Skip to content

Compute

1. Compute Statement

The "Compute" statement allows users to process data using ThanoSQL's "Compute" functions.

2. Compute Functions

2-1. groupby_emb_mean

The "groupby_emb_mean" is a function that groups by labels if embeddings and a label column exist in the data table and averages the embedding values.

groupby_emb_mean Syntax

query_statement:
    query_expr

FUNCTION compute.groupby_emb_mean
OPTIONS (
    expression [ , ...]
    )
{ AS (query_expr) | FROM {file_path_expression} } 

OPTIONS Clause

OPTIONS (
    (label_col=column_name),
    (emb_col=column_name),
    [result_col=expression]
    )

The "OPTIONS" clause allows you to change the value of a parameter. The definition of each parameter is as follows.

  • "label_col": the name of the column containing information about the label (str)
  • "emb_col": the name of the column containing information about the embedding (str)
  • "result_col": the name of the column containing the embeddings' mean values (str, optional, default: 'emb_mean_result')

groupby_emb_mean Example

%%thanosql
FUNCTION compute.groupby_emb_mean
OPTIONS (
    label_col='label',
    emb_col='convert_result',
    result_col='result_col'
    )
AS
SELECT * FROM mnist_train_test

2-2. similarity

The "similarity" is a function that uses the average embedding value of the unlabeled data to obtain similarity and label the data.

similarity Syntax

query_statement:
    query_expr

FUNCTION compute.similarity
OPTIONS (
    expression [ , ...]
    )
{ AS (query_expr) | FROM {file_path_expression} } 

OPTIONS Clause

OPTIONS (
    (emb_col=column_name),
    (src_table=expression),
    (src_emb_col=column_name),
    (src_label_col=column_name),
    [top_k=VALUE],
    [result_col=expression]
    )

The "OPTIONS" clause allows you to change the value of a parameter. The definition of each parameter is as follows.

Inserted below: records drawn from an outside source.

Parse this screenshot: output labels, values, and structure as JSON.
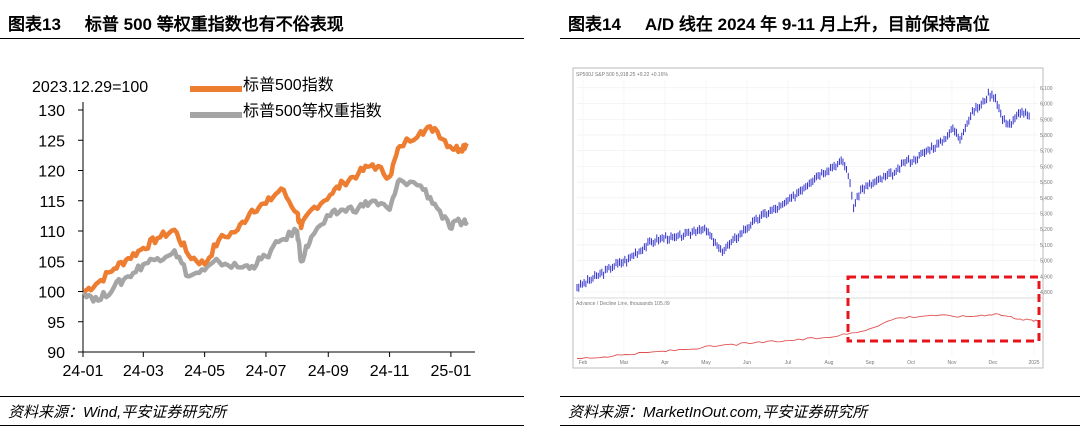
{
  "figures": [
    {
      "number": "图表13",
      "title": "标普 500 等权重指数也有不俗表现",
      "source": "资料来源：Wind,平安证券研究所"
    },
    {
      "number": "图表14",
      "title": "A/D 线在 2024 年 9-11 月上升，目前保持高位",
      "source": "资料来源：MarketInOut.com,平安证券研究所"
    }
  ],
  "chart_data": [
    {
      "type": "line",
      "title": "",
      "note": "2023.12.29=100",
      "xlabel": "",
      "ylabel": "",
      "ylim": [
        90,
        130
      ],
      "yticks": [
        90,
        95,
        100,
        105,
        110,
        115,
        120,
        125,
        130
      ],
      "xticks": [
        "24-01",
        "24-03",
        "24-05",
        "24-07",
        "24-09",
        "24-11",
        "25-01"
      ],
      "grid": false,
      "legend_position": "top",
      "x": [
        "24-01-02",
        "24-01-16",
        "24-02-01",
        "24-02-15",
        "24-03-01",
        "24-03-15",
        "24-04-01",
        "24-04-15",
        "24-05-01",
        "24-05-15",
        "24-06-03",
        "24-06-17",
        "24-07-01",
        "24-07-16",
        "24-08-01",
        "24-08-05",
        "24-08-15",
        "24-09-03",
        "24-09-16",
        "24-10-01",
        "24-10-15",
        "24-11-01",
        "24-11-11",
        "24-12-02",
        "24-12-16",
        "24-12-31",
        "25-01-10",
        "25-01-17"
      ],
      "series": [
        {
          "name": "标普500指数",
          "color": "#ED7D31",
          "values": [
            100,
            101.5,
            103.8,
            105.5,
            107.2,
            108.8,
            110.2,
            106.0,
            104.5,
            108.5,
            110.2,
            113.5,
            114.5,
            117.0,
            113.0,
            110.5,
            113.5,
            116.0,
            118.0,
            119.5,
            121.0,
            119.0,
            124.0,
            126.5,
            127.0,
            124.0,
            123.5,
            124.5
          ]
        },
        {
          "name": "标普500等权重指数",
          "color": "#A5A5A5",
          "values": [
            100,
            98.5,
            100.8,
            102.5,
            104.5,
            105.5,
            106.8,
            102.5,
            103.5,
            105.0,
            104.0,
            104.2,
            105.8,
            108.5,
            110.0,
            105.0,
            109.0,
            112.5,
            113.5,
            113.8,
            115.0,
            113.5,
            118.5,
            117.5,
            114.5,
            110.5,
            111.5,
            111.5
          ]
        }
      ]
    },
    {
      "type": "line",
      "title": "",
      "header": "SP500J  S&P 500  5,918.25  +9.22  +0.16%",
      "xticks": [
        "Feb",
        "Mar",
        "Apr",
        "May",
        "Jun",
        "Jul",
        "Aug",
        "Sep",
        "Oct",
        "Nov",
        "Dec",
        "2025"
      ],
      "ylim": [
        4800,
        6150
      ],
      "yticks": [
        4800,
        4900,
        5000,
        5100,
        5200,
        5300,
        5400,
        5500,
        5600,
        5700,
        5800,
        5900,
        6000,
        6100
      ],
      "series": [
        {
          "name": "S&P 500",
          "color": "#3333CC",
          "x": [
            0,
            8,
            15,
            22,
            28,
            32,
            36,
            40,
            44,
            50,
            55,
            60,
            64,
            67,
            70,
            74,
            78,
            81,
            85,
            90,
            95,
            100,
            105,
            110,
            115,
            120,
            125,
            130,
            135,
            140,
            144,
            148,
            150,
            153,
            156,
            160,
            165,
            170,
            175,
            180,
            185,
            190,
            196,
            200,
            205,
            209,
            212,
            216,
            220,
            224,
            228,
            232,
            236,
            240,
            245,
            250,
            255
          ],
          "values": [
            4830,
            4880,
            4925,
            4975,
            5000,
            5040,
            5070,
            5105,
            5125,
            5150,
            5140,
            5160,
            5175,
            5195,
            5205,
            5180,
            5105,
            5060,
            5090,
            5150,
            5200,
            5250,
            5290,
            5320,
            5345,
            5385,
            5440,
            5490,
            5540,
            5570,
            5600,
            5620,
            5630,
            5550,
            5345,
            5450,
            5480,
            5510,
            5540,
            5560,
            5630,
            5640,
            5690,
            5720,
            5750,
            5800,
            5840,
            5780,
            5880,
            5960,
            5990,
            6060,
            6040,
            5900,
            5870,
            5950,
            5918
          ]
        },
        {
          "name": "Advance / Decline Line, thousands 105.89",
          "color": "#E05050",
          "x": [
            0,
            20,
            40,
            60,
            80,
            100,
            120,
            140,
            160,
            180,
            200,
            220,
            236,
            250,
            260
          ],
          "values": [
            2,
            5,
            10,
            14,
            19,
            23,
            26,
            30,
            38,
            56,
            60,
            58,
            62,
            55,
            52
          ]
        }
      ]
    }
  ]
}
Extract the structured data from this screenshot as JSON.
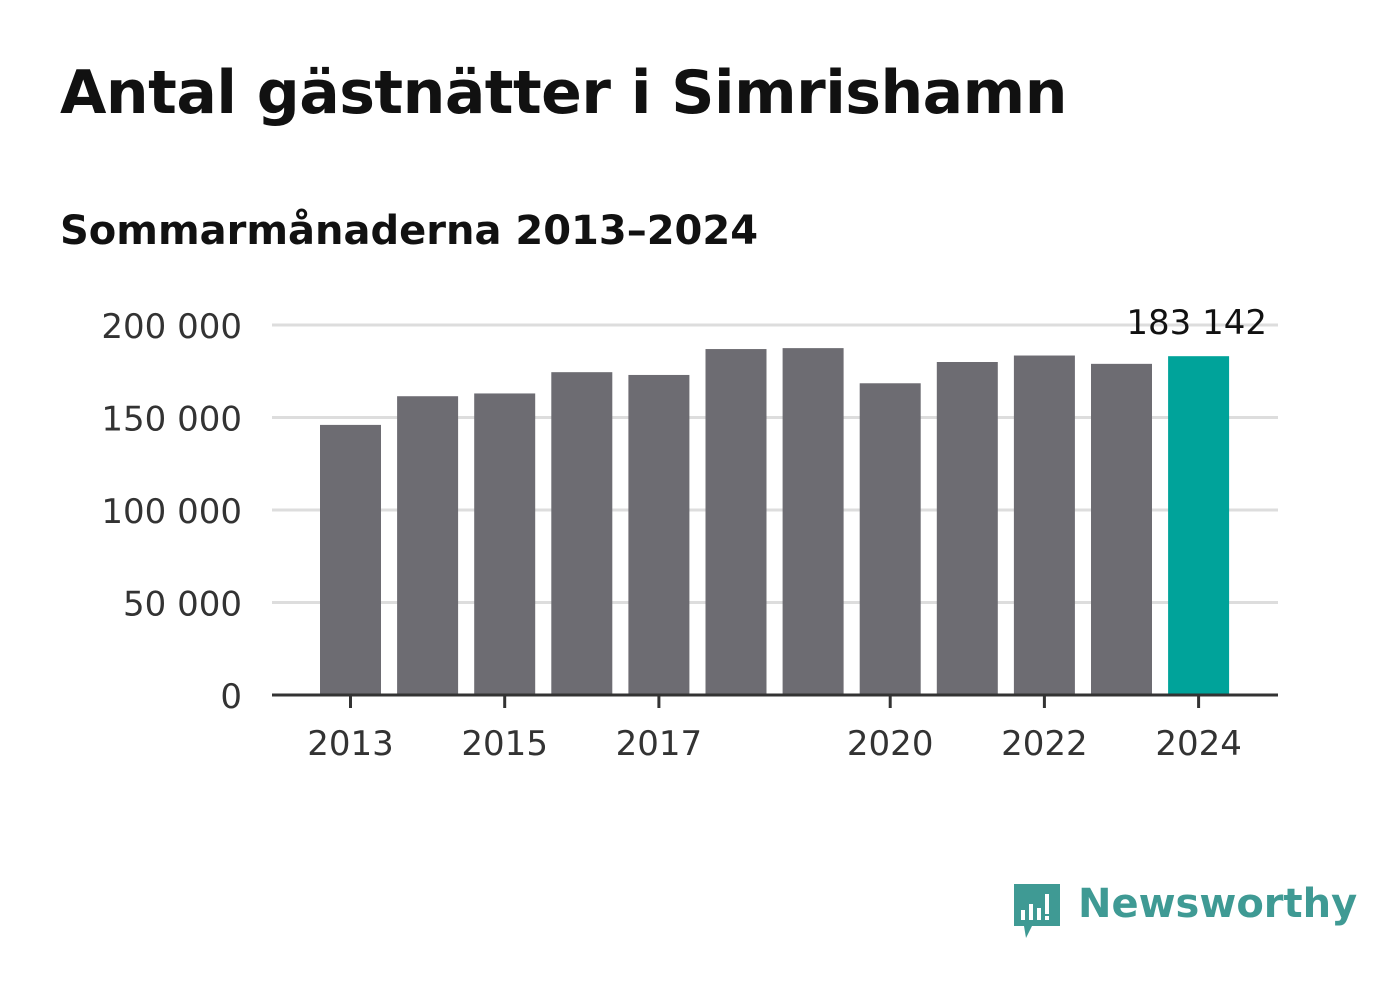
{
  "header": {
    "title": "Antal gästnätter i Simrishamn",
    "subtitle": "Sommarmånaderna 2013–2024"
  },
  "brand": {
    "name": "Newsworthy",
    "color": "#3f9a94",
    "icon": "bar-chart-speech-bubble-icon"
  },
  "colors": {
    "bar": "#6d6c72",
    "highlight": "#00a39a",
    "grid": "#dddddd",
    "axis": "#333333"
  },
  "chart_data": {
    "type": "bar",
    "title": "Antal gästnätter i Simrishamn",
    "subtitle": "Sommarmånaderna 2013–2024",
    "categories": [
      "2013",
      "2014",
      "2015",
      "2016",
      "2017",
      "2018",
      "2019",
      "2020",
      "2021",
      "2022",
      "2023",
      "2024"
    ],
    "values": [
      146000,
      161500,
      163000,
      174500,
      173000,
      187000,
      187500,
      168500,
      180000,
      183500,
      179000,
      183142
    ],
    "x_tick_labels": [
      "2013",
      "2015",
      "2017",
      "2020",
      "2022",
      "2024"
    ],
    "y_ticks": [
      0,
      50000,
      100000,
      150000,
      200000
    ],
    "y_tick_labels": [
      "0",
      "50 000",
      "100 000",
      "150 000",
      "200 000"
    ],
    "ylim": [
      0,
      200000
    ],
    "highlight_index": 11,
    "annotation": "183 142",
    "grid": true,
    "xlabel": "",
    "ylabel": ""
  }
}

  • "emb_col": the name of the column to be labeled (str)
  • "src_table": the name of the table containing information about the average embedding value (str)
  • "src_emb_col": the name of the column containing the embedding value (str)
  • "src_label_col": the name of the column containing the label (str)
  • "top_k": the number of label to be provided (int, optional, default: 1)
  • "result_col": the name of the column containing the similarity values (str, optional, default: 'similarity_result')

similarity Example

%%thanosql
FUNCTION compute.similarity
OPTIONS (
    emb_col='convert_result',
    src_table='mnist_train_test',
    src_emb_col='convert_result',
    src_label_col='label',
    top_k=3,
    result_col='result_col'
    )
AS
SELECT * FROM mnist_train_test

Last update: 2023-01-03